Mais pour l’instant le groupe doit se produire devant 500 personnes, dans une salle pleine à craquer. Le public a principalement la quarantaine et la cinquantaine. Des fans français de la première heure mais aussi beaucoup de britanniques qui n’en reviennent pas de voir jouer un groupe d’une telle renommée dans une salle aussi petite. Parmi eux, Dave Haslam, journaliste, écrivain et DJ résume parfaitement l’heure et demie de concert : “C’était génial d’entendre des chansons plus récentes comme Solutions et Talking In Tones. Malgré une carrière aussi longue et des albums qui ne se ressemblent pas, un concert comme celui de ce soir démontre à quel point il y a une continuité dans leur travail. Il en ressort une atmosphère positive, unique.
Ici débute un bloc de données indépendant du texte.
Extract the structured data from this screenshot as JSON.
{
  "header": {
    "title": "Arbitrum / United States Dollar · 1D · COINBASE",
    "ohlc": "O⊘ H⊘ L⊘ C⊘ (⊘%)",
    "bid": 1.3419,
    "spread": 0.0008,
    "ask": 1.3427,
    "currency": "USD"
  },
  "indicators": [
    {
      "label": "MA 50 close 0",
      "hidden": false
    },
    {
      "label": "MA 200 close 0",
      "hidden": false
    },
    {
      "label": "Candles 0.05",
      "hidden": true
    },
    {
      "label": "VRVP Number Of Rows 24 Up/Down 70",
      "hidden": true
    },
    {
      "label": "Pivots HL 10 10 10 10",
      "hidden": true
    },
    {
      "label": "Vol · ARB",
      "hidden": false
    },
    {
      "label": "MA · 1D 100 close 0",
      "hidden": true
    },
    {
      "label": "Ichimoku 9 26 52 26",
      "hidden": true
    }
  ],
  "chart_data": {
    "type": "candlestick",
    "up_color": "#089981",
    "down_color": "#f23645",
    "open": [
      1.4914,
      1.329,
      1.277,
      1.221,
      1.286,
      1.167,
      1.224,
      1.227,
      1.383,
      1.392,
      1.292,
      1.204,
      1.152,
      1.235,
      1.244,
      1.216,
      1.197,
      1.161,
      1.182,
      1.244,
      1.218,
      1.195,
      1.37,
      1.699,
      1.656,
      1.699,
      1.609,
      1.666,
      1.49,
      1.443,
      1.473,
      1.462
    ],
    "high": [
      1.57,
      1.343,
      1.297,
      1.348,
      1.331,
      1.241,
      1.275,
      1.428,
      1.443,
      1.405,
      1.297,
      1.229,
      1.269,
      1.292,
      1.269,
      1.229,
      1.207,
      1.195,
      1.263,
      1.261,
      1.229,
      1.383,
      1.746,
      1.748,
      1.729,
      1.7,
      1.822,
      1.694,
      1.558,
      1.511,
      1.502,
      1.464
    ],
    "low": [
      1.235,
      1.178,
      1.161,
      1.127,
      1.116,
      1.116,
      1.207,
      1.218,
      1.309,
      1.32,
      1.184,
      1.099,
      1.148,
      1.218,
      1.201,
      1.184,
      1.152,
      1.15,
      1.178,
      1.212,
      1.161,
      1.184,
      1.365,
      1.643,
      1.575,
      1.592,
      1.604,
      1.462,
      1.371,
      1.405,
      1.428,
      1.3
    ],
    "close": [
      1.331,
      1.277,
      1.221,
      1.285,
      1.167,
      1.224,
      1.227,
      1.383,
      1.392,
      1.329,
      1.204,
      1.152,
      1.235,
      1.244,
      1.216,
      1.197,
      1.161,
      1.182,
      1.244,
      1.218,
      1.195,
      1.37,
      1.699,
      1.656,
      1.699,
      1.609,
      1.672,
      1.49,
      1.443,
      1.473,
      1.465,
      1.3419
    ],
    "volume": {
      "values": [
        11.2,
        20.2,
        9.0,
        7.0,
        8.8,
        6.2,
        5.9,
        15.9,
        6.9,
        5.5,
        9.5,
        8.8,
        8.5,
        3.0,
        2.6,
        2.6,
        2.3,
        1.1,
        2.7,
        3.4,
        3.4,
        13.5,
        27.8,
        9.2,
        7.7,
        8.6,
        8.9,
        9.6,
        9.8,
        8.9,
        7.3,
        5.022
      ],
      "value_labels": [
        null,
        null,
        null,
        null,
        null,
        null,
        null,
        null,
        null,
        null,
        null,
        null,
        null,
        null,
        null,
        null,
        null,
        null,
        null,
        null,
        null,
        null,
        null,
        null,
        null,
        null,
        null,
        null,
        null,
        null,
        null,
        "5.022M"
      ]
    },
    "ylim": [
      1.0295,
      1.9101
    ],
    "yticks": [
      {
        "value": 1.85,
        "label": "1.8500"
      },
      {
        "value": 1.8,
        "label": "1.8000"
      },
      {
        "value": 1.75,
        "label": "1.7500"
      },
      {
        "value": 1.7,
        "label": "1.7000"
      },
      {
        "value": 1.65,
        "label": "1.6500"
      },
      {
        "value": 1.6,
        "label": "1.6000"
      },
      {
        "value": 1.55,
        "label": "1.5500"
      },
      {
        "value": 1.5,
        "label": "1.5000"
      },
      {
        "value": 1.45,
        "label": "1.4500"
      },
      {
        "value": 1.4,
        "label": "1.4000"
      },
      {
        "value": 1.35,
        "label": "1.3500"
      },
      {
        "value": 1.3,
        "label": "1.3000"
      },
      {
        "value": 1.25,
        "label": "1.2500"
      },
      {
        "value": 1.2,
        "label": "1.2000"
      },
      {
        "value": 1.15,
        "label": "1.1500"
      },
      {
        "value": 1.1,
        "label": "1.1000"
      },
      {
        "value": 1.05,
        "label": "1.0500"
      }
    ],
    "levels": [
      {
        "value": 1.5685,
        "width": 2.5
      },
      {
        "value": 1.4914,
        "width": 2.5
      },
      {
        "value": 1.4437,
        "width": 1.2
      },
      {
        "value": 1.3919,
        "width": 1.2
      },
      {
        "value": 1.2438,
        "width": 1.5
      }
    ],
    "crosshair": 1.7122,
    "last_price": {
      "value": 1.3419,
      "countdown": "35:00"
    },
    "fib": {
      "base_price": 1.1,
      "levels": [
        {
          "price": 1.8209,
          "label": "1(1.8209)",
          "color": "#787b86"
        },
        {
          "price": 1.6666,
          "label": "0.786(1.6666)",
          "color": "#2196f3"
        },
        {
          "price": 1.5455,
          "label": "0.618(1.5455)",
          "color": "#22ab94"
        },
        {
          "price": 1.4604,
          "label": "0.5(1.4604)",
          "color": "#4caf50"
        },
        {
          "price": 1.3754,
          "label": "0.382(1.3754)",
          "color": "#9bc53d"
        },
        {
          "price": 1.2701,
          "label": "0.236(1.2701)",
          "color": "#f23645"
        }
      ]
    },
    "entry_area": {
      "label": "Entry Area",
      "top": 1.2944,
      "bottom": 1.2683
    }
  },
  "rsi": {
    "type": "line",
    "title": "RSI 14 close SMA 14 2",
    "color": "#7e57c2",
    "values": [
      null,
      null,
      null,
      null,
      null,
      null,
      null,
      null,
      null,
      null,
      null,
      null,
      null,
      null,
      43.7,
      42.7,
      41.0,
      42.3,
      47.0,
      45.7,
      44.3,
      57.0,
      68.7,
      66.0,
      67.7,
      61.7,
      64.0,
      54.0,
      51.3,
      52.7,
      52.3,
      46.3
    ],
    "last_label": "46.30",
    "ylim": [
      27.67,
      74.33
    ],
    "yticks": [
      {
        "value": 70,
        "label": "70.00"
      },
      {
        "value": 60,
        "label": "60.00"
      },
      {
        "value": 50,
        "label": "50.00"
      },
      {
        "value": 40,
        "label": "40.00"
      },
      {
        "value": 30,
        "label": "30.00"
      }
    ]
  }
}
Un mélange de son rock, mod, madchester, dance ou bien hippy ». A la sortie de la salle, tout le monde est unanime, le concert était de haute volée.
Amis de longue date, c’est vers Dave Haslam que Tim Burgess s’est tourné pour organiser un aftershow dans un club parisien très privé, le Silencio. L’univers de ce club a été conçu par le réalisateur David Lynch. Grand fan de l’univers torturé de l’Américain (il a même lancé une marque de café s’appelant Tim Peaks ndlr), Tim mourrait d’envie de découvrir l’endroit et d’y passer quelques disques. “J’ai amené quelques cd pour l’occasion, j’espère qu’on va tous passer un bon moment”. Le premier titre joué, Heaven Or Las Vegas des Cocteau Twins laisse une bonne partie des présents perplexes. Il enchaînera ensuite des grands classiques qui vont progressivement déchaîner le dance floor. L’apothéose sera le morceau final, Hey Boy, Hey Girl des Chemical Brothers. Un mélange de l’équipe de tournée ayant probablement fréquenté l’Hacienda (club légendaire de Manchester ndlr), et de riches gamins parisiens ne font plus qu’un. Pas de clivage de génération ni de classe, le Silencio ce soir casse les idées reçues. Dès son set terminé, Tim doit quitter le club. Il est deux heures du matin. Il faut rejoindre le bus et les autres membres du groupe pour prendre la route vers Amsterdam. Il demande avant de partir si le concert et le DJ set ont été à la hauteur. On lui rappelle qu’au regard de cette soirée, il serait bien qu’il n’attende pas encore sept ans pour venir se produire à Paris.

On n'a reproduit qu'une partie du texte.